Without fail, each customer I speak to is excited about the possibilities for maximizing the potential of their customer data. And they each have the same challenge — making use of it effectively.
As one customer puts it, “One of the biggest assets we have is our customer data, but we’re struggling to break down the data silos in my organization. It keeps us from realizing the full value.”
It turns out that digital technology makes it really easy to collect data. The hard part is getting that data to flow across organizations and leveraging it in effective decision-making. In their 2016 report — The age of analytics: Competing in a data-driven world — the McKinsey Global Institute concluded that, “The biggest barriers companies face in extracting value from data and analytics are organizational.”
The bottom line is this — you’ll get more out of your customer data if you stop thinking of it as an IT project, and start thinking of it as more of a business and cultural challenge.
3. Change management is key to maximizing technology.
Once businesses grasp the scope of the cultural challenge in going digital, investing in change management becomes common sense.

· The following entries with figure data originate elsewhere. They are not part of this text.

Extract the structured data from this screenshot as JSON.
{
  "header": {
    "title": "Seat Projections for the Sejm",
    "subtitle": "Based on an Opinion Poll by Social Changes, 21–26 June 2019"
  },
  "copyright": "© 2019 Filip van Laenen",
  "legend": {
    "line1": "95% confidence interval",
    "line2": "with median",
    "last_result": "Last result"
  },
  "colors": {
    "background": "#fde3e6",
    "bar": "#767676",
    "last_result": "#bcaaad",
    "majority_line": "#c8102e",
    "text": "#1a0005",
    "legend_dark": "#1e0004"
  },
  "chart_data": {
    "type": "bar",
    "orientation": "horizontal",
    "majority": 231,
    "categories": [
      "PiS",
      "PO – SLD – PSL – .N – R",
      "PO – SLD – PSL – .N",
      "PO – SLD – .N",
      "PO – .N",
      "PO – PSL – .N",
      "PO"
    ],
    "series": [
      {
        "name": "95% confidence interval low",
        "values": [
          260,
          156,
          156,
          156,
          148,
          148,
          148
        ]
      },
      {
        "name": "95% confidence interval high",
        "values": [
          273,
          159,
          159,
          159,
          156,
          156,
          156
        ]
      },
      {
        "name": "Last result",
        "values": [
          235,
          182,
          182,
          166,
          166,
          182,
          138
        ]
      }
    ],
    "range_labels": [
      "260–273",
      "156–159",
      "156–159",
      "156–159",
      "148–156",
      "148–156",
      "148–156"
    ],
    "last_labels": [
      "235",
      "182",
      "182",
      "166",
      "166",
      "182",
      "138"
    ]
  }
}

Employees at every level of the business have to learn new skills, new language, new processes, and new KPIs as they develop closer accountability to the customer experience.
In their 2017 report — The State of Digital Transformation — Altimeter found that “low digital expertise among employees and leadership” and “company culture” were two of the top three challenges for digital transformation initiatives.
Forward-looking businesses will invest as equally in training as they do in tools, and think through the new roles and responsibilities that may be required to manage the customer journey from beginning to end.
Typically, this change needs to start at the top. That’s why many successful businesses have created new roles in the C-suite — like chief digital officer or chief customer officer — to own responsibility for the digital experience at a high level, with accountability directly to the CEO.
In 2014, a survey by the CCO council found that 10 percent of fortune 500 companies and 22 percent of Fortune 100 companies already had a chief customer officer. From my conversations with customers, that percentage has undoubtedly grown in the last three years, and will continue as customer experience takes center stage in the mindshare of CEOs.
4. Quick wins are critical.
When you start your digital transformation it’s important to know where you want to be in 24 months, but think about how to build momentum along the way.
Being able to show immediate, tangible results goes a long way towards creating buy-in with your internal stakeholders, and avoiding the resistance to change that can slow down your digital efforts.
Look for ways to roll things out iteratively. One of the great things about improving your digital strategy is that even small changes can show immediate benefit.
As one of our customers was rolling out a new personalization initiative, they were able to show that conversion increased 18 percent in the first four months. That’s the kind of quick win that eliminates second-guessing and helps keep everyone focused on the big picture.
5. The best are never satisfied.
If you think you’re struggling to optimize your digital strategy, you’re not alone. In fact, you’re in some pretty good company.
Many of the customers I speak with are widely recognized as the digital leaders in their industry, and the one thing they all have in common is that they are never satisfied. The truth is that the best digital businesses all think they need to do better. Customer expectations change so rapidly, and the best technology practices are still in their infancy, so there is always room for improvement.
Success in digital transformation comes not from meeting a finite goal, but from a commitment to continuous change. Digital leaders are always looking for new ways to increase their empathy and understanding of the customer, apply new efficiencies to their processes, and deliver new value to their customer experience.